Sa dernière réplique m'étreint le cœur. Si la pauvre femme apprenait que c'était la dernière fois qu'elle m'y vois, elle serait surement anéanti par le chagrin. A moins qu'elle aussi ne maquille ses sentiments à mon égard ? Peut-être qu'en réalité je ne manquerai à personne dans cette maison ... Je me ressaisis et lui demande un petit en-cas à grignoter. Elle s'empresse de plier deux sandwichs dans un torchon propre et d'y ajouter une pomme qu'elle prend la peine de frotter contre son tablier. Je me saisis du paquet mais avant cela j'essaie d'imprimer le regard qu'elle pose sur moi à cet instant. Il me parait si doux et bienveillant que j'ai peine à croire que je ne lui manquerai pas même un tout petit peu. Je lui souris et retourne dans ma chambre.

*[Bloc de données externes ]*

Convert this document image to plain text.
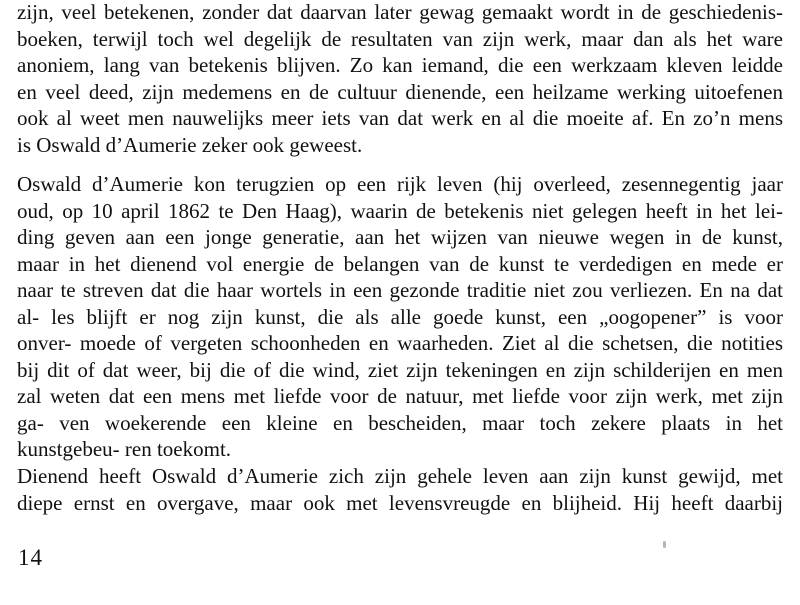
zijn, veel betekenen, zonder dat daarvan later gewag gemaakt wordt in de geschiedenis-
boeken, terwijl toch wel degelijk de resultaten van zijn werk, maar dan als het ware
anoniem, lang van betekenis blijven. Zo kan iemand, die een werkzaam kleven leidde
en veel deed, zijn medemens en de cultuur dienende, een heilzame werking uitoefenen
ook al weet men nauwelijks meer iets van dat werk en al die moeite af. En zo’n mens
is Oswald d’Aumerie zeker ook geweest.
Oswald d’Aumerie kon terugzien op een rijk leven (hij overleed, zesennegentig jaar
oud, op 10 april 1862 te Den Haag), waarin de betekenis niet gelegen heeft in het lei-
ding geven aan een jonge generatie, aan het wijzen van nieuwe wegen in de kunst,
maar in het dienend vol energie de belangen van de kunst te verdedigen en mede er
naar te streven dat die haar wortels in een gezonde traditie niet zou verliezen. En na dat
al- les blijft er nog zijn kunst, die als alle goede kunst, een „oogopener” is voor
onver- moede of vergeten schoonheden en waarheden. Ziet al die schetsen, die notities
bij dit of dat weer, bij die of die wind, ziet zijn tekeningen en zijn schilderijen en men
zal weten dat een mens met liefde voor de natuur, met liefde voor zijn werk, met zijn
ga- ven woekerende een kleine en bescheiden, maar toch zekere plaats in het
kunstgebeu- ren toekomt.
Dienend heeft Oswald d’Aumerie zich zijn gehele leven aan zijn kunst gewijd, met
diepe ernst en overgave, maar ook met levensvreugde en blijheid. Hij heeft daarbij
14
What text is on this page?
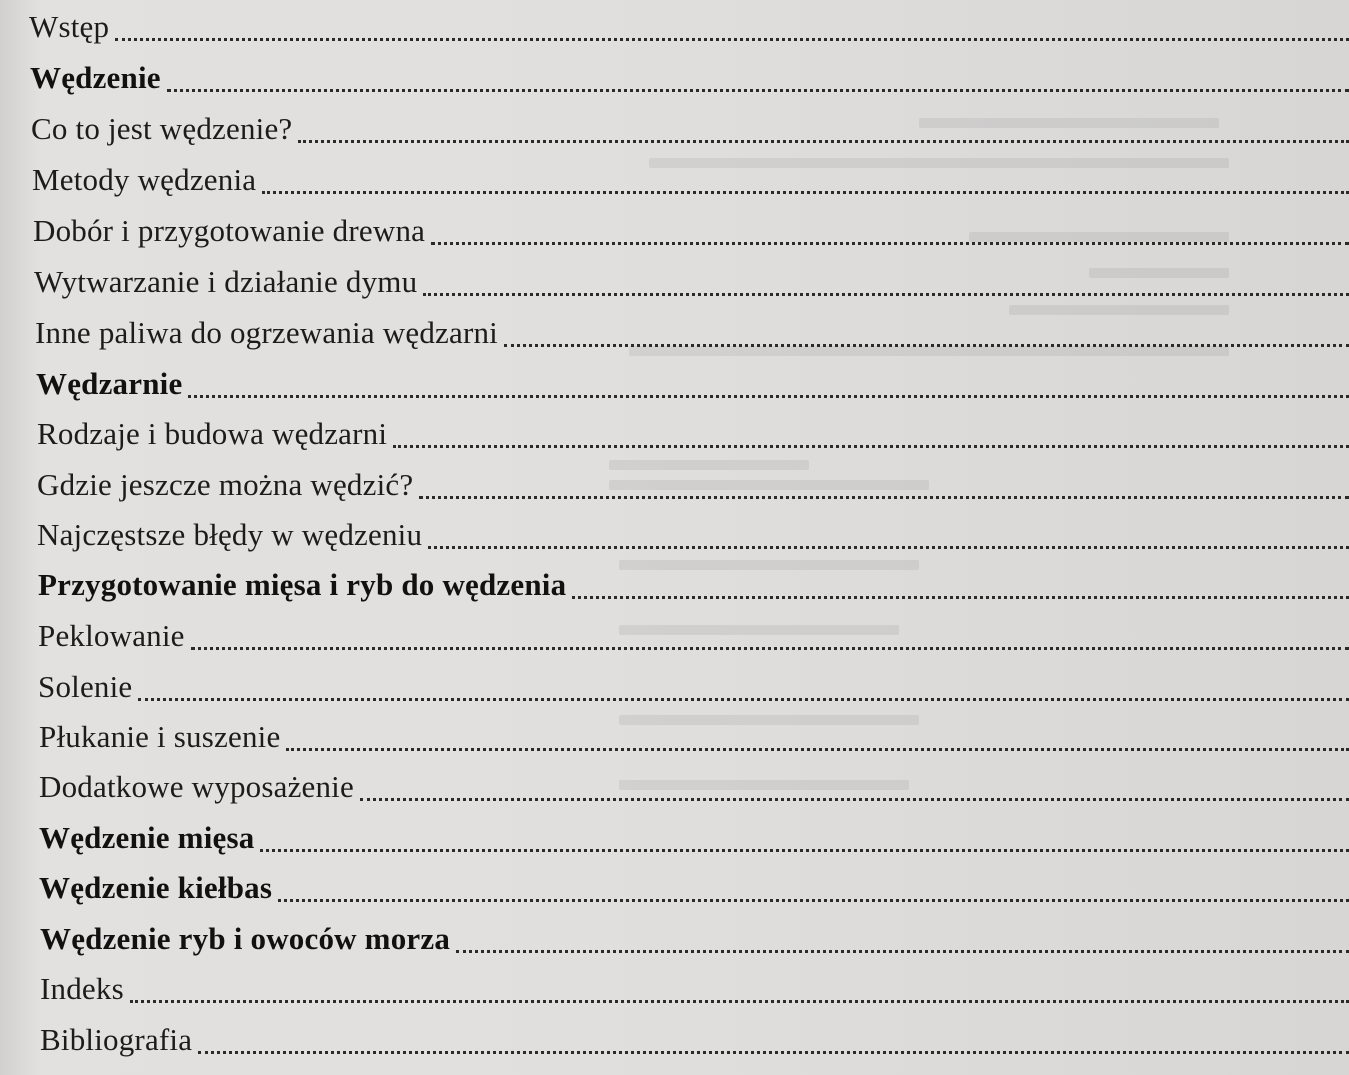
Wstęp
Wędzenie
Co to jest wędzenie?
Metody wędzenia
Dobór i przygotowanie drewna
Wytwarzanie i działanie dymu
Inne paliwa do ogrzewania wędzarni
Wędzarnie
Rodzaje i budowa wędzarni
Gdzie jeszcze można wędzić?
Najczęstsze błędy w wędzeniu
Przygotowanie mięsa i ryb do wędzenia
Peklowanie
Solenie
Płukanie i suszenie
Dodatkowe wyposażenie
Wędzenie mięsa
Wędzenie kiełbas
Wędzenie ryb i owoców morza
Indeks
Bibliografia
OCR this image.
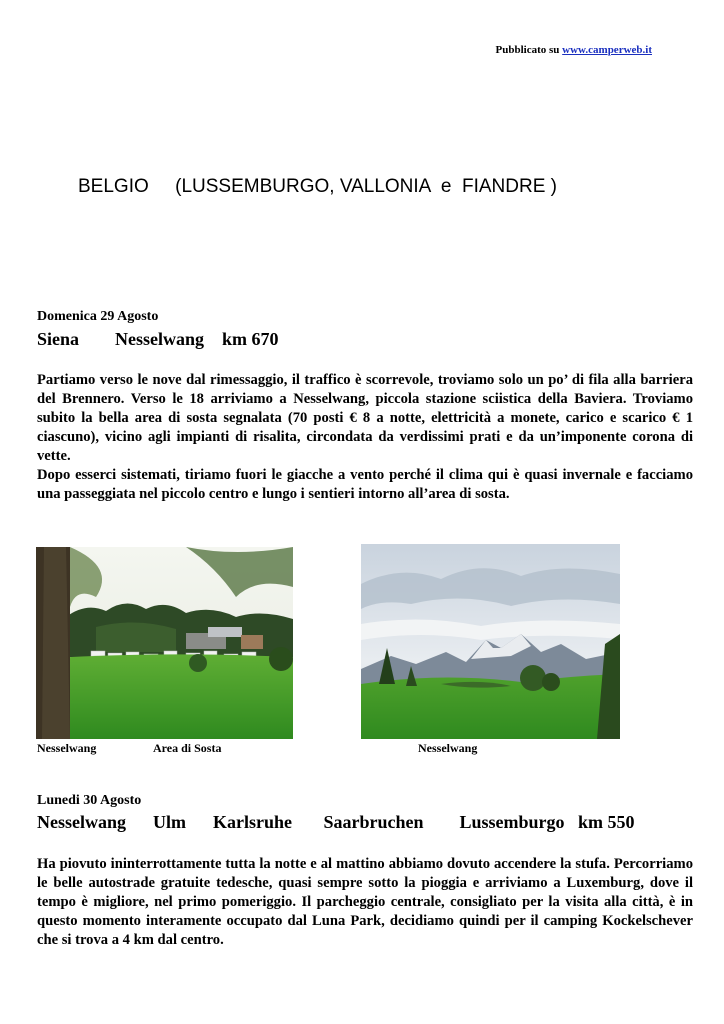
Pubblicato su www.camperweb.it
BELGIO     (LUSSEMBURGO, VALLONIA  e  FIANDRE )
Domenica 29 Agosto
Siena        Nesselwang    km 670

Partiamo verso le nove dal rimessaggio, il traffico è scorrevole, troviamo solo un po’ di fila alla barriera del Brennero. Verso le 18 arriviamo a Nesselwang, piccola stazione sciistica della Baviera. Troviamo subito la bella area di sosta segnalata (70 posti € 8 a notte, elettricità a monete, carico e scarico € 1 ciascuno), vicino agli impianti di risalita, circondata da verdissimi prati e da un’imponente corona di vette.

Dopo esserci sistemati, tiriamo fuori le giacche a vento perché il clima qui è quasi invernale e facciamo una passeggiata nel piccolo centro e lungo i sentieri intorno all’area di sosta.

Nesselwang	Area di Sosta	Nesselwang
Lunedi 30 Agosto
Nesselwang      Ulm      Karlsruhe       Saarbruchen        Lussemburgo   km 550

Ha piovuto ininterrottamente tutta la notte e al mattino abbiamo dovuto accendere la stufa. Percorriamo le belle autostrade gratuite tedesche, quasi sempre sotto la pioggia e arriviamo a Luxemburg, dove il tempo è migliore, nel primo pomeriggio. Il parcheggio centrale, consigliato per la visita alla città, è in questo momento interamente occupato dal Luna Park, decidiamo quindi per il camping Kockelschever che si trova a 4 km dal centro.
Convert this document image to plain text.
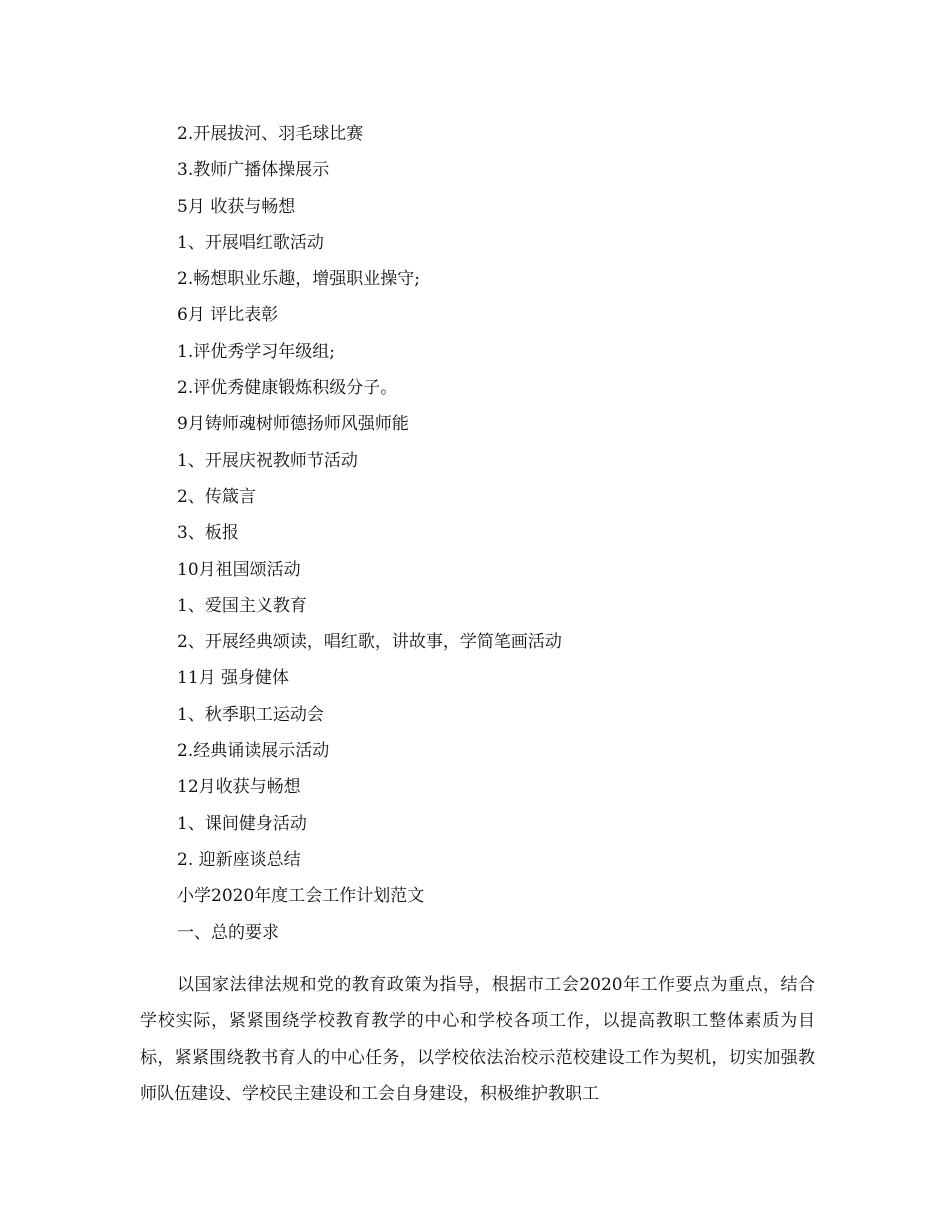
2.开展拔河、羽毛球比赛
3.教师广播体操展示
5月 收获与畅想
1、开展唱红歌活动
2.畅想职业乐趣，增强职业操守;
6月 评比表彰
1.评优秀学习年级组;
2.评优秀健康锻炼积级分子。
9月铸师魂树师德扬师风强师能
1、开展庆祝教师节活动
2、传箴言
3、板报
10月祖国颂活动
1、爱国主义教育
2、开展经典颂读，唱红歌，讲故事，学简笔画活动
11月 强身健体
1、秋季职工运动会
2.经典诵读展示活动
12月收获与畅想
1、课间健身活动
2. 迎新座谈总结
小学2020年度工会工作计划范文
一、总的要求

以国家法律法规和党的教育政策为指导，根据市工会2020年工作要点为重点，结合学校实际，紧紧围绕学校教育教学的中心和学校各项工作，以提高教职工整体素质为目标，紧紧围绕教书育人的中心任务，以学校依法治校示范校建设工作为契机，切实加强教师队伍建设、学校民主建设和工会自身建设，积极维护教职工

J'avale les petits pains tartinés de pâté et de fromage et glisse le fruit dans mon paquetage en prévision de mon unique met pour le dîner. Il est presque l'heure pour moi de m'en aller et mon humeur s'assombrit à la même allure que les nuages menaçants qui couvrent le ciel. La pluie s'annonce forte et le vent qui se lève progressivement ne prédit rien de bon. En scrutant par la fenêtre, je me remémore cette après-midi près de la rivière où nous avions été surpris par un orage, c'était la première fois que j'envisageais le Comte comme un homme à part entière. Je revois les gouttes de pluies dévaler sa mâchoire saillante pour mourir dans le col de sa chemise blanche. J'avais imaginé laisser mes lèvres suivre le même chemin, j'étais déjà éprise de lui sur le point d'en tomber follement amoureuse. Le triste constat de mon état m'assaille, mes jambes se dérobent, je m'écroule sur le petit lit et d'autres souvenirs de nous me reviennent. Notamment un échange charnel après une dispute sur cette même couche. Chaque recoin de cette demeure me rappelle combien j'ai été heureuse dans ses bras, combien je me suis sentie vivante près de lui et combien j'ai aimé croire qu'il était en paix à mes côtés ... Les prémices d'une tempête me sortent de ma torpeur, je ne dois plus retarder mon départ. Il me faut arriver en ville avant que l'orage n'éclate et pour cela je dois sortir le plus discrètement possible. Fort heureusement mon baluchon n'est pas très encombrant, j'ai laissé dans la petite penderie les robes offertes par Monsieur ainsi que les chaussures et les bijoux. Je n'ai emporté avec moi que les deux robes avec lesquelles j'étais arrivée. Je ne voulais pas m'encombrer de souvenirs. Ne plus souffrir, c'est le dernier défit que je me donne, celui de ne plus songer, tomber dans l'abîme et fuir cette vie, ce corps, cette âme ...

Lorsque je pousse la porte qui mène à l'arrière cour du château, la pluie déjà s'intensifie. Des flaques parsèment le sol telle de petites mares. J'enjambe la première, mon sac sur mon épaule est alourdi par l'eau qui s'infiltre, je manque de tomber les deux pieds dans une seconde. Mon trajet jusqu'à la ville risque d'être long et fastidieux, je jette un dernier coup d'œil en arrière, le château semble bien triste sous la tempête, on croirait qu'il pleure comme mes yeux qui ne cessent depuis que j'ai passé cette porte. Je me retourne, je fixe mon regard au bout de l'allée, ma vue brouillée, j'avance précautionneusement. Un frisson me parcourt, celui-ci est désagréable, il semble débarquer pour marquer la chute. Elle est triste comme dans les romans de Stendhal où le héro est exécuté à la fin.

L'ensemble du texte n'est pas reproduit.